MSPs on the Local Government Committee have endorsed an amendment to devolve business rates to councils, in one of about 30 amendments to the Non-Domestic Rates (Scotland) Bill.
A spokesman for the Scottish Grocers Federation (SGF) said the move could result in independent retailers becoming “a cash generator for cash-strapped councils”.
“Having different rates in each local authority will make it impossible for convenience multiples to plan their finances effectively as their stores in Edinburgh will be paying a different rate from their stores in Glasgow,” he told C-Store.
“Independent retailers run the risk of simply becoming a cash generator for cash-strapped councils.”
The Scottish Retail Consortium (SRC) warned that retailers who implement reverse vending machines (RVM) under the Deposit Return Scheme might not now be entitled to an exemption from business rates hikes, as announced recently by the Scottish Government.
SRC head of policy Ewan MacDonald-Russell said: “Taking business rates out of the hands of Ministers and handing control over this tax to councils places a huge question mark over existing Scotland-wide rates reliefs, including those proposed to exempt reverse vending machines.
“Retailers, already facing a monumental task to implement the deposit return scheme, now face further uncertainty over whether the proposed exemption can be delivered.
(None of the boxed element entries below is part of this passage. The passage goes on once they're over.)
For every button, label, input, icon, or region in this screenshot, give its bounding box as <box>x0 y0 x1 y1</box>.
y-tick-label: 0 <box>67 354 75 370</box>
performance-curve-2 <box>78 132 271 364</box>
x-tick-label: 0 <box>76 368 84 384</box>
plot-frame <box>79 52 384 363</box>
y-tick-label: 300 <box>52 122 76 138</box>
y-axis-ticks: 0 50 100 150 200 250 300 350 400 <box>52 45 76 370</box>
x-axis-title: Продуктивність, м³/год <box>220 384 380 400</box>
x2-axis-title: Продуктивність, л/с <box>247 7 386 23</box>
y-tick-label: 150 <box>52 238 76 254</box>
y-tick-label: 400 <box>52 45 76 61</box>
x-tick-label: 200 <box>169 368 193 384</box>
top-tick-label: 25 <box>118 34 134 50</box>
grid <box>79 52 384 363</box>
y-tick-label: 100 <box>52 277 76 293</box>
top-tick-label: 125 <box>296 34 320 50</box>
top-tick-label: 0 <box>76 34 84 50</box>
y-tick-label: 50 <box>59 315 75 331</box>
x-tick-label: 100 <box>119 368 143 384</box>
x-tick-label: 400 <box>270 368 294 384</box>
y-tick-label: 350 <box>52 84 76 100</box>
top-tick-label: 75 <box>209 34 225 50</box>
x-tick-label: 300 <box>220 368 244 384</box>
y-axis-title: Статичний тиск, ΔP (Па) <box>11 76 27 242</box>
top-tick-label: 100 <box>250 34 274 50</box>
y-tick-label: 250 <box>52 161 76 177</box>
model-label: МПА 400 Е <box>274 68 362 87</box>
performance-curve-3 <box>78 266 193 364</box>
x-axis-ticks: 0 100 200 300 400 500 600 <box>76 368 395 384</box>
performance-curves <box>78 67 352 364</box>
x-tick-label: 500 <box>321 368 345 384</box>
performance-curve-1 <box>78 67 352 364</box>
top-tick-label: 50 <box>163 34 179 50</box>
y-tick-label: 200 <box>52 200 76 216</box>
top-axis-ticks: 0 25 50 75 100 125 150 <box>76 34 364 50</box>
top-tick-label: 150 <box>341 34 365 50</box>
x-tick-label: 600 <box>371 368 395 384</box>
If it isn’t, that will add further costs to what is already an immense challenge for the industry at a difficult time.
“The reality is abolishing the uniform business rate is an un-costed policy shift of enormous magnitude which could have overwhelming implications for industry.”
Association of Convenience Stores (ACS) chief executive James Lowman added: “We are extremely concerned over proposals to devolve business rate setting powers to local councils.
“Up until now, Scotland has led the rest of the UK in implementing measures like the Business Growth Accelerator Relief which incentivise investment among retailers and other businesses, but local rates setting could mean a huge step back for rates reform.
“Scotland-wide rate reliefs must be retained in the future, and businesses must not be left with the threat of higher rates bills and additional local levies.”
The Scottish Parliament will vote on all the amendments to the Bill in 2020.